Fehlersuche in Netzwerken kann man nicht von heute auf morgen lernen. Allerdings kann man Erfahrungen sammeln und aus jedem gefundendem Fehler und jedem gelösten Problem lernen. Dieses Dokument bietet eine Einstieg in die strukturierte Fehlersuche in Netzwerken.

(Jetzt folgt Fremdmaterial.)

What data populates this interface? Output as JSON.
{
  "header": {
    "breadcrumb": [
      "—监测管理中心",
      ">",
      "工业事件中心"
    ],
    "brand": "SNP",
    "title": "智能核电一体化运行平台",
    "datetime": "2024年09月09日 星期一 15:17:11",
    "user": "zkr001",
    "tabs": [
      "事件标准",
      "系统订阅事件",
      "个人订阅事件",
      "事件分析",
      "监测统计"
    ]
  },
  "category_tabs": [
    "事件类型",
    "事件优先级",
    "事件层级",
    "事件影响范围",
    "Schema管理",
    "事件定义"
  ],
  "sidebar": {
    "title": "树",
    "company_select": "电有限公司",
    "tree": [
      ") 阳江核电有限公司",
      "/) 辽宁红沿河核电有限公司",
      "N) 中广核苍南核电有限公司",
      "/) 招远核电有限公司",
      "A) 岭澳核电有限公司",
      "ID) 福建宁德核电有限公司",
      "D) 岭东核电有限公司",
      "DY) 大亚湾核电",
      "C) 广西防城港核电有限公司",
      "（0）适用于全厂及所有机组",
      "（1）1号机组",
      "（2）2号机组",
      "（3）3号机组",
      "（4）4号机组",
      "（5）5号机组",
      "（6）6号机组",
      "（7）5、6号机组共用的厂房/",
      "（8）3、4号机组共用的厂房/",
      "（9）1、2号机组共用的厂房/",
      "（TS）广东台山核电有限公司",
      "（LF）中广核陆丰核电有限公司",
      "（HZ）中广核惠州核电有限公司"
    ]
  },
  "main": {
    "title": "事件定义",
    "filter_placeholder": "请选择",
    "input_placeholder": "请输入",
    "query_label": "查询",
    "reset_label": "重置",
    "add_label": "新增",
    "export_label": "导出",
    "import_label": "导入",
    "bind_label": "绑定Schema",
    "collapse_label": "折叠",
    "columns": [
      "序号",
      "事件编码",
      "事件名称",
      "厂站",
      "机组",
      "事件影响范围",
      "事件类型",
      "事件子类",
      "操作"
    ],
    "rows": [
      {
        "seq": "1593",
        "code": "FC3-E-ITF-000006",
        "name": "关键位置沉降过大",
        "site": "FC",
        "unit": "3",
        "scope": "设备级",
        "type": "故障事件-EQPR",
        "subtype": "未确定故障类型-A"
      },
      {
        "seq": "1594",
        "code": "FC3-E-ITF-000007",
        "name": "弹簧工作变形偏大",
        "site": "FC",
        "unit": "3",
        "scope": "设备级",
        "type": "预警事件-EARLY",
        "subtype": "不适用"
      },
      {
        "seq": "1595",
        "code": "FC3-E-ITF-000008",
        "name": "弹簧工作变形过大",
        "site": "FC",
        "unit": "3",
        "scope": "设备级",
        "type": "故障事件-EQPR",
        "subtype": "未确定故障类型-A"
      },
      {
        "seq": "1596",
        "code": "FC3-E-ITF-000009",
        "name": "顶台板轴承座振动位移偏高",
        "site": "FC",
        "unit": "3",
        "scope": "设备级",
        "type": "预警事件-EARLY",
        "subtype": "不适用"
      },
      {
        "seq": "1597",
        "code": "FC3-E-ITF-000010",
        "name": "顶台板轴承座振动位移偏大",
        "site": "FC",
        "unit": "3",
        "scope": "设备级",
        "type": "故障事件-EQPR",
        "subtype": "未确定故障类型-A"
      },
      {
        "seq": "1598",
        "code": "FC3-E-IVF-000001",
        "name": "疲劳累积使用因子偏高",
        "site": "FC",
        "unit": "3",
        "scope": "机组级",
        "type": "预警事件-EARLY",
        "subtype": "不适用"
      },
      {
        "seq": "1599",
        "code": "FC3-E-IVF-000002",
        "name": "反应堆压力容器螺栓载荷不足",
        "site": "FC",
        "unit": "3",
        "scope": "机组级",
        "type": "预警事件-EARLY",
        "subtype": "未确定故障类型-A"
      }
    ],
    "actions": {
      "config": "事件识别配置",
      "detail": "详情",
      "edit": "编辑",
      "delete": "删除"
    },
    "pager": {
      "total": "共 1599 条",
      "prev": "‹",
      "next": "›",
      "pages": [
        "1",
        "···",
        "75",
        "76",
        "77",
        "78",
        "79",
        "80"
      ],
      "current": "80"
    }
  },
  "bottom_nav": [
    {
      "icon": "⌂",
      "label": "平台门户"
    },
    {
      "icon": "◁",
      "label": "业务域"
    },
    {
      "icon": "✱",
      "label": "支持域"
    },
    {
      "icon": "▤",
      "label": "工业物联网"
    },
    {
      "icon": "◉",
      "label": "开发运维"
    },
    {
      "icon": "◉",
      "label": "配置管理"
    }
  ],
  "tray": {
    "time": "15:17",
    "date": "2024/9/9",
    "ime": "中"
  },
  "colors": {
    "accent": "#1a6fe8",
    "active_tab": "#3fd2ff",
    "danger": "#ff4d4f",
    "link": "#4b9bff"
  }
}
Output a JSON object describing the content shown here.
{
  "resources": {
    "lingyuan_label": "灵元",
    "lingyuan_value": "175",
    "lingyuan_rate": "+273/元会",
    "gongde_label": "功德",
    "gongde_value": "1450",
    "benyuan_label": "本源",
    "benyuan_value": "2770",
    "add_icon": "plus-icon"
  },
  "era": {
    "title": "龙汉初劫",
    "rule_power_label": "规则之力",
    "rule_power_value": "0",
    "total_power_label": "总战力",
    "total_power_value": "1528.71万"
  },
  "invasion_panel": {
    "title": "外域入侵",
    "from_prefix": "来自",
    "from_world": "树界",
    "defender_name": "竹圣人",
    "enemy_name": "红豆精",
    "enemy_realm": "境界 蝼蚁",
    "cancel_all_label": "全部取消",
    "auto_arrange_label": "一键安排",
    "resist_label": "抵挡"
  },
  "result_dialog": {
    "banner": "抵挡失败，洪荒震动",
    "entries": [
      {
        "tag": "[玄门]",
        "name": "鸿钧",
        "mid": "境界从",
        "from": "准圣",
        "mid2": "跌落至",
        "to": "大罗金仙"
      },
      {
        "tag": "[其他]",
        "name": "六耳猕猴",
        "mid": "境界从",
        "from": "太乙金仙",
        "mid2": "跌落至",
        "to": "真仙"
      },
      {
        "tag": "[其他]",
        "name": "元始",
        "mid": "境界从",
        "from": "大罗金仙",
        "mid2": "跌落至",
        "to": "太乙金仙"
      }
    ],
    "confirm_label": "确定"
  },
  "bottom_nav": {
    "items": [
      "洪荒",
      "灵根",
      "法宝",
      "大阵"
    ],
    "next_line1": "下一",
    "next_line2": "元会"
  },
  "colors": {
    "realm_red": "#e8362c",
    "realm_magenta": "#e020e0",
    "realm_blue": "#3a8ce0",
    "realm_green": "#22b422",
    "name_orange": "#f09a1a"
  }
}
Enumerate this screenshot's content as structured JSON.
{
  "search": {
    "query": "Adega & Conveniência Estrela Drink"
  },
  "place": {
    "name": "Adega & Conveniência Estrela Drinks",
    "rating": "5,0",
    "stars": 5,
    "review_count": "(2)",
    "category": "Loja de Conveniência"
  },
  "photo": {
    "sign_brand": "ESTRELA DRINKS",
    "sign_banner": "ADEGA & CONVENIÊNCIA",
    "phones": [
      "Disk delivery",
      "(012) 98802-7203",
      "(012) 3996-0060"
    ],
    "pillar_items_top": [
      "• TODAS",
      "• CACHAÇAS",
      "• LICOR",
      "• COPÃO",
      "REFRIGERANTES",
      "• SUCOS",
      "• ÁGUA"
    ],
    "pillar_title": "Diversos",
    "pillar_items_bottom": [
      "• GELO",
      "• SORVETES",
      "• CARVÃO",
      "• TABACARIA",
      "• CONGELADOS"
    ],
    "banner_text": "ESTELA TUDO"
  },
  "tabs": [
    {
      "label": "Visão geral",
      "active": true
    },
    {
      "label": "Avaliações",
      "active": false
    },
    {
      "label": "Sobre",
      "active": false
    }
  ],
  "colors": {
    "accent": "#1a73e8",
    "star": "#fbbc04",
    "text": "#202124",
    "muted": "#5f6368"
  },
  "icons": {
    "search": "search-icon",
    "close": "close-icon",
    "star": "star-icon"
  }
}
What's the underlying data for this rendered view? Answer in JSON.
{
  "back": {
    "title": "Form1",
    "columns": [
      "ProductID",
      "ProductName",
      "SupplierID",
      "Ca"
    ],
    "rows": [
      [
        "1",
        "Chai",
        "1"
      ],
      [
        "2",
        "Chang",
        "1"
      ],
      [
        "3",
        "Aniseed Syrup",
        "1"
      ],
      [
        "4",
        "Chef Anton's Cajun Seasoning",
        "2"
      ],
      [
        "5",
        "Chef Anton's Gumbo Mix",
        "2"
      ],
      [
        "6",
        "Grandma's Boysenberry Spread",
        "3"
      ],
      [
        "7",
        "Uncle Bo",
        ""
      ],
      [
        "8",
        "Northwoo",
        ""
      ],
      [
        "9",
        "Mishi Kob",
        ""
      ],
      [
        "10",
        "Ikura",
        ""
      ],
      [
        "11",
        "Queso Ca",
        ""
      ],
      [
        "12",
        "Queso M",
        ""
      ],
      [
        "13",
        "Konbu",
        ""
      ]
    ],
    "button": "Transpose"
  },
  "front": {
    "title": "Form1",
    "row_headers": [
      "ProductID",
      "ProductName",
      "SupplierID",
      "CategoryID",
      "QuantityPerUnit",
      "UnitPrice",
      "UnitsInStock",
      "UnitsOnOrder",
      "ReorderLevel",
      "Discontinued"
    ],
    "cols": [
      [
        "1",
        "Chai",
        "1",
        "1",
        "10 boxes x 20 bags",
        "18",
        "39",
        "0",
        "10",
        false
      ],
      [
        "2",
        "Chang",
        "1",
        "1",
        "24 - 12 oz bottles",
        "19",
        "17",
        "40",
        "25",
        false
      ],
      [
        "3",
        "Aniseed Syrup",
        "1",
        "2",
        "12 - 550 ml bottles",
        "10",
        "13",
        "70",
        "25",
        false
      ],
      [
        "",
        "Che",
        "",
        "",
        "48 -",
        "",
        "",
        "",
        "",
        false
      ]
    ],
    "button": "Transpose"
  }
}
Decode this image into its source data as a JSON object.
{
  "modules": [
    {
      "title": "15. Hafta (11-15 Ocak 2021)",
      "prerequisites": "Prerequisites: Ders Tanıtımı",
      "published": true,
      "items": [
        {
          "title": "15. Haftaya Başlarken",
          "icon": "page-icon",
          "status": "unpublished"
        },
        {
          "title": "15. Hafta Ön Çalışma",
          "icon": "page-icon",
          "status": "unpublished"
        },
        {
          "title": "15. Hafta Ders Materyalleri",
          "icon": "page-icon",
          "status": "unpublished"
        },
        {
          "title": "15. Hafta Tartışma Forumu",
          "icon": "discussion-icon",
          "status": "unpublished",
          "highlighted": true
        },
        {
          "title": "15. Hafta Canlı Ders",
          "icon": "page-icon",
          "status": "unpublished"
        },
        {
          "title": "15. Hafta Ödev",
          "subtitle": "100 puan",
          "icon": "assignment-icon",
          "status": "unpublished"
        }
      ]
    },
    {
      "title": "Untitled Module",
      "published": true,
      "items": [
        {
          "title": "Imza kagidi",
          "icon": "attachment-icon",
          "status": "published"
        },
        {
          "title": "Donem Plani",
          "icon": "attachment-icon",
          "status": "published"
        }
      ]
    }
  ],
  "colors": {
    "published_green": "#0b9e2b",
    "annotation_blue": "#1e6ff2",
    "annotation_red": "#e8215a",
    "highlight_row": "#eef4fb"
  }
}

Die folgenden Seiten bauen auf ein vorhandenes Grundwissen auf. Begriffe wie Hub, Switch und Router sollten Ihnen geläufig sein. Mit den Grundbegriffen der IP-Adressierung sollten Sie ebenso vertraut sein.

OSI Referenzmodell

Bei komplexen Fehlern ist ein strukturiertes Vorgehen unerlässlich. Hierbei bietet sich das Vorgehen nach dem OSI-Schichtenmodell an. Beim Bottom-Up-Approach, also dem Vorgehen von unten nach oben, untersucht man ausgehend vom Physical Layer das Problem.
 

OSI Referenzmodell
7 Application Layer
6 Presentation Layer
5 Session Layer
4 Transport Layer
3 Network Layer
2 Data Link Layer
1 Physical Layer

 
Sehen wir uns die "üblichen Verdächtigen" in den einzelnen Layer einmal kurz an.

Physical Layer

Auf diesem Layer finden wir Signalpegel, Stecker und Verkabelung. Typische Probleme sind falsche oder defekte Kabel, Kontaktprobleme an Steckverbindungen und falsche Geschwindigkeiten im Ethernet. Zur Fehlersuche können Kabeltester eingesetzt werden.

Data Link Layer

Im Data Link Layer verursachen doppelte MAC-Adressen und inkompatile Frametypen den Großteil der Probleme. Die Verbindung zum Network Layer stellt ARP her. Das entsprechende Kommando unter Linux und Windows leistet hier gute Dienste.
Auf dem Layer 2 arbeitet auch Cisco's CDP. Mit CDP kann man also sehr gut die Verbindung auf diesem Layer überprüfen.

Network Layer

Im Network Layer treffen wir auf IP und IPX. Auch hier sind nicht eindeutige Adressen und falsche Netzmasken als Fehlerquellen sehr beliebt. Auch Routing findet in diesem Layer statt.
Zur Fehlersuche eigenen sich hier Tools wie ping und traceroute sowie die entsprechenden Kommandos auf den Routern.

Transport Layer

Typische Vertreter im Transport Layer sind UDP, TCP und SPX. Problemursache könnte hier eine zu kleine Windowsize im TCP sein. Als Hilfmittel zur Fehlersuche wird man zu einem Analyser greifen.

Session Layer

Auf dieser Schicht arbeitet beispielsweise DNS. Für eine Problemanalyse eignen sich nslookup und dig.
Auch NetBIOS mit CIFS und SMB würde ich hier plazieren. Typisches Problem bei SMB ist die zu hohe Erwartung in die Ausnutzung der verfügbaren Bandbreite.

Presentation Layer

Im Presentation Layer wird die Art der Darstellung der zu übertragen Daten festgelegt. Es dreht sich also alles um Dateiformate wie ASCII, JPEG oder CSV.

Application Layer

Die Applikation ist das Frontend eines Protokolls für den Anwender. So ist der Telnet-Client der Application Layer für das Protokoll Telnet.

Strukturierte Fehlersuche

Nicht nur bei der Fehlersuche in Netzwerken, hilft ein strukturiertes Vorgehen bei der Lösung komplexer Probleme. Zuerst sollte man sich einen Überblick über das Problem und die beteiligten Komponenten und Protokolle verschaffen. Hat man mögliche Fehlerquellen identifiziert, implementiert man eine Änderung. Und wirklich nur eine. Die Auswirkung der Änderung wird dokumentiert. Hat die Veränderung den Fehler behoben? Wenn die Maßnahme den Fehler nicht beseitigt hat, machen Sie die Änderung rückgängig und dokumentieren Sie diesen Versuch. So wird der Fehler Schritt für Schritt eingegrenzt. Nie mehrere Änderungen gleichzeitig vornehmen.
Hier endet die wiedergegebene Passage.